On March 13th 2020 the world as we knew it changed – businesses closed, doors were locked and sheltering in place became the new normal as a result of the COVID-19 pandemic. On that same day, Nathaniel Price had a new exhibition opening at Abigail Ogilvy Gallery in Boston, MA. The installation was impeccable, the show was documented beautifully–but no one would ever experience it in person. The work stayed up in the gallery with the hope to be able to re-open to the public at some juncture. Then, on April 14, 2020, a major water main broke nearby under Harrison Avenue. The street buckled, cars were swallowed, and water flowed throughout the South End neighborhood. It was as though the floodwaters were a physical manifestation of the fear that had begun to swallow the world.
18 months later, Abigail Ogilvy Gallery proudly presents After the Flood, a solo exhibition of new artworks by Nathaniel Price. The title is both a metaphor for life after the height of the pandemic, and also one that resonates with many of the longstanding themes in Price’s work. The artist employs the human form and common materials, such as plaster, concrete, steel wire, wood, paper, pencil and words, to examine our responses to the many storms of our contemporary condition. Stresses, strains, resistance, melancholy, fortitude, echoes of the pandemic, climate catastrophe, and ordinary challenges of a middle-aged life are woven into the artworks on view.

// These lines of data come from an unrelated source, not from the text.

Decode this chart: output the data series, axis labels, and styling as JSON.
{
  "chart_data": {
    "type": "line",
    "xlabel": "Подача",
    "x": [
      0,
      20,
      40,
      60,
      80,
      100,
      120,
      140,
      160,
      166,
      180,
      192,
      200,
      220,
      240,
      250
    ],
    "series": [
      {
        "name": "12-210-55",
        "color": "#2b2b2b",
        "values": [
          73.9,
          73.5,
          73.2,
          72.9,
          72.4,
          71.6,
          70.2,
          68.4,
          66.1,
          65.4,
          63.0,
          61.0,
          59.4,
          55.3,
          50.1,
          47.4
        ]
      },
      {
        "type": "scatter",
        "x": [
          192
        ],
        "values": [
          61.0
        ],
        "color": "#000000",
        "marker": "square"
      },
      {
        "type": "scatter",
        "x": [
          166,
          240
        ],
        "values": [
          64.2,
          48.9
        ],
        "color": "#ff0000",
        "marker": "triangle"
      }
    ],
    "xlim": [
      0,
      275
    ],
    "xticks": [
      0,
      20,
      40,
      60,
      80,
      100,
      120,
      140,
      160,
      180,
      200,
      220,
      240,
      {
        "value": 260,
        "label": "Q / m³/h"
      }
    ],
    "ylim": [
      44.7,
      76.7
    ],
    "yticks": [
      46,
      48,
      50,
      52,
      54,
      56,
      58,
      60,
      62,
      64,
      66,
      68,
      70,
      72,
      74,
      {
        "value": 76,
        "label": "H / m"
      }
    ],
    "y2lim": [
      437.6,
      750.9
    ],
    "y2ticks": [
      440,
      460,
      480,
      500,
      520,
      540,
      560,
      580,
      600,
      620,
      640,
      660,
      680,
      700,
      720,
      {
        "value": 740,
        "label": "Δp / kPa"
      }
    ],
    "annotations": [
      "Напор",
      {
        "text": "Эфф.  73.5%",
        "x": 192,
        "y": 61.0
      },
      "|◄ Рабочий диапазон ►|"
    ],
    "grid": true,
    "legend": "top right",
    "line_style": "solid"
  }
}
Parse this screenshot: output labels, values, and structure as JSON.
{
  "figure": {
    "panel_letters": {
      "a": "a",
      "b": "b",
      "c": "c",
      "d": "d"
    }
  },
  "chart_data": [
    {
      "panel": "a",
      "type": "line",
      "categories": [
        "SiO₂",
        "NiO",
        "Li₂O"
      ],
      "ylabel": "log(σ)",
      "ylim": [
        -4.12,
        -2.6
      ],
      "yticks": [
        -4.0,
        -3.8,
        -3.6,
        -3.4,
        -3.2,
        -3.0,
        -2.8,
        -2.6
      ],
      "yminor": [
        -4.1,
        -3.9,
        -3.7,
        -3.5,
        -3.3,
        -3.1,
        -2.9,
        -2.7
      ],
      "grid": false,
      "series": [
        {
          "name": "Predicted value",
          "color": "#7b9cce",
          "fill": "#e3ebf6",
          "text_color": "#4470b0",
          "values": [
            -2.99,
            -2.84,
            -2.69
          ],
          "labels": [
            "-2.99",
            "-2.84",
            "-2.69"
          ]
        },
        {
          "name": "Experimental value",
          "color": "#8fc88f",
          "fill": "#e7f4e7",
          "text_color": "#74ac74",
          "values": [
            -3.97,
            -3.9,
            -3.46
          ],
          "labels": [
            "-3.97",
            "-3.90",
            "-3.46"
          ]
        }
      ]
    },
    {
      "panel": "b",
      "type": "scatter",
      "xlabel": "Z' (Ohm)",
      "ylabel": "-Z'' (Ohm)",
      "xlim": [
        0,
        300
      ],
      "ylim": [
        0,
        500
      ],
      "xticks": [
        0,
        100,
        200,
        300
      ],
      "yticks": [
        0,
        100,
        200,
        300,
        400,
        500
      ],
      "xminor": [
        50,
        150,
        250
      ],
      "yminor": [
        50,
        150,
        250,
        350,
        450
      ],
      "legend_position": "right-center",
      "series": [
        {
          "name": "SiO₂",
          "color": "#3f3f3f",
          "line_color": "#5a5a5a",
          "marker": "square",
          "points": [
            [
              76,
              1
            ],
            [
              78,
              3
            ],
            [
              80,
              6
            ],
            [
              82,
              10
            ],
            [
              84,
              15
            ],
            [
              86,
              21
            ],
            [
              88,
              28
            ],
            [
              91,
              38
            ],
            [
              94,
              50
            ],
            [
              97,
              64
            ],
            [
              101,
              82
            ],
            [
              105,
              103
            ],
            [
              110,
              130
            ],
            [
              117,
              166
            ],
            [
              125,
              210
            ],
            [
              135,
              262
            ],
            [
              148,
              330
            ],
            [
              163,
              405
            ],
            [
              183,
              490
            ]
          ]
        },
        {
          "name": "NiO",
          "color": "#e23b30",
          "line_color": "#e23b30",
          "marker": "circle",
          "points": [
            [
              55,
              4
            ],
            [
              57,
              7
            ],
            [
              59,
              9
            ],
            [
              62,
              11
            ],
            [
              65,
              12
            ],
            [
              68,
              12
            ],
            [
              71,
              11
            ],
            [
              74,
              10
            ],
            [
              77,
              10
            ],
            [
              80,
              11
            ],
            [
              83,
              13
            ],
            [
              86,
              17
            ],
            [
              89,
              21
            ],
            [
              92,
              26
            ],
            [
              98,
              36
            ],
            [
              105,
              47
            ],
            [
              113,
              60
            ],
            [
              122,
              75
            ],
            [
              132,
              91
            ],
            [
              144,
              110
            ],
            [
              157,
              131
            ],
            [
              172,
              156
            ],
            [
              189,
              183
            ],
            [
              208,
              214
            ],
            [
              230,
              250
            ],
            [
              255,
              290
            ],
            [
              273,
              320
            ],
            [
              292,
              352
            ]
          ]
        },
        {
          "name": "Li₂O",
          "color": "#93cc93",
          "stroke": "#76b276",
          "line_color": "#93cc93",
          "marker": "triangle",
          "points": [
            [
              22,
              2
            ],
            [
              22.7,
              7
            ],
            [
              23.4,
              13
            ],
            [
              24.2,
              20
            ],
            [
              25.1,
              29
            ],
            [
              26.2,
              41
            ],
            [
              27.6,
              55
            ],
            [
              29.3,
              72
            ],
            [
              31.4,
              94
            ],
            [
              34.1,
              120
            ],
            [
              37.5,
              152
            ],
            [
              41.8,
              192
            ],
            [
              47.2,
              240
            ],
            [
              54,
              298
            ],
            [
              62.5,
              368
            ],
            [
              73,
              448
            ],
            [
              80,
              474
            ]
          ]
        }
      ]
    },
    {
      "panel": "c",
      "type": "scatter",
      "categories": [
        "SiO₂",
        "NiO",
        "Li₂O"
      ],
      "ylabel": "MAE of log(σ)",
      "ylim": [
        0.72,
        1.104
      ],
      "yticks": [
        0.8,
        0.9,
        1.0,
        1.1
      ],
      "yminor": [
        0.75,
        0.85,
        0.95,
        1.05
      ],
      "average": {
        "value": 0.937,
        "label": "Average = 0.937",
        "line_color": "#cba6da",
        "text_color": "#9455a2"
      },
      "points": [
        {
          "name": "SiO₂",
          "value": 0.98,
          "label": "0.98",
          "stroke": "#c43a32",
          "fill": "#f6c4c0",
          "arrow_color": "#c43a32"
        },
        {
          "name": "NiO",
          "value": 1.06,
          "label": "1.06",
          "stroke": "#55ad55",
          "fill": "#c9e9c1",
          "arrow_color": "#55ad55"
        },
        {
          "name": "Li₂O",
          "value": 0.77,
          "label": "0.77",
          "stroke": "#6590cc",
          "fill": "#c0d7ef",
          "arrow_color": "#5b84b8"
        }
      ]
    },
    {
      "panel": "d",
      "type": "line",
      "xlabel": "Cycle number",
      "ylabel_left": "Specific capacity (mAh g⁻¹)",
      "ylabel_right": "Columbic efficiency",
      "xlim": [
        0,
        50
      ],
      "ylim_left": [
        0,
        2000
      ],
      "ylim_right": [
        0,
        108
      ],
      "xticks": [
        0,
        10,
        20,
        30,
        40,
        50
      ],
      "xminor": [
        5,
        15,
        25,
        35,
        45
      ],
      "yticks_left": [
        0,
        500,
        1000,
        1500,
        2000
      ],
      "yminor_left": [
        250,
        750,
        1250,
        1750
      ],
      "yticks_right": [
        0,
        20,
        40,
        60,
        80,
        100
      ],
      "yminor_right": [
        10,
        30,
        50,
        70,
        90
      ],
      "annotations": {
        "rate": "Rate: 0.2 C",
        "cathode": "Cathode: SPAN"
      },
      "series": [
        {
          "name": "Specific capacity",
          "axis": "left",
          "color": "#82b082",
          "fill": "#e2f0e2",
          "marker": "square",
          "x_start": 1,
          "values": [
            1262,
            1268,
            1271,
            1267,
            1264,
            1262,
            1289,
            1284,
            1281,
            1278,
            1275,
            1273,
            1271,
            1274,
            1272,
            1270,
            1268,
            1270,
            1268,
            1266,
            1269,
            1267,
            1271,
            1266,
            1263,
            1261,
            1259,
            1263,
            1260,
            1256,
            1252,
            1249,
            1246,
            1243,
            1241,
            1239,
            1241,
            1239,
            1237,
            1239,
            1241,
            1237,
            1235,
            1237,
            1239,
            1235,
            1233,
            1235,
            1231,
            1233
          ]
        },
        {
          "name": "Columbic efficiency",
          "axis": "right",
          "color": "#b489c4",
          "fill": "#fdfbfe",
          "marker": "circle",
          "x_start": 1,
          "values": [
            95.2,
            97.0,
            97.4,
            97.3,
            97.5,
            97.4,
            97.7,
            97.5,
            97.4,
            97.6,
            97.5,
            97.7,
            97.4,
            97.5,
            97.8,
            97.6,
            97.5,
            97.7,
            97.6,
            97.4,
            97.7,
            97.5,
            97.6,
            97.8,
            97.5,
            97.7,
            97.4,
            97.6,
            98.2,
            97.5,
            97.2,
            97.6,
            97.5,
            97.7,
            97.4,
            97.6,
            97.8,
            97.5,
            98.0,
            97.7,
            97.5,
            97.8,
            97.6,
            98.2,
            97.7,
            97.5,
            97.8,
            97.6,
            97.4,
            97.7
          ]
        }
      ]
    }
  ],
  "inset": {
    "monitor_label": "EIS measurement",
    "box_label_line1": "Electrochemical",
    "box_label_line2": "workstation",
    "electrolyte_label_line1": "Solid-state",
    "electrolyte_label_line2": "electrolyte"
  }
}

The works are informed by a pursuit of meaning through intellectual and emotional observations that balance themes in psychology, medicine and family dynamics and have been developed over three decades of work that acknowledge the storm that has come while facing the future with a quiet strength and a grey glow. Nathaniel Price’s statement is oblique but poetically revealing: A psychologist once said to a troubled child, “Which would you rather do: come to the office, sit down, and talk about yourself and your difficulties, or, come to the office and build things out of matches and Popsicle sticks and set them on fire?
The exhibition is through November 28th, 2021.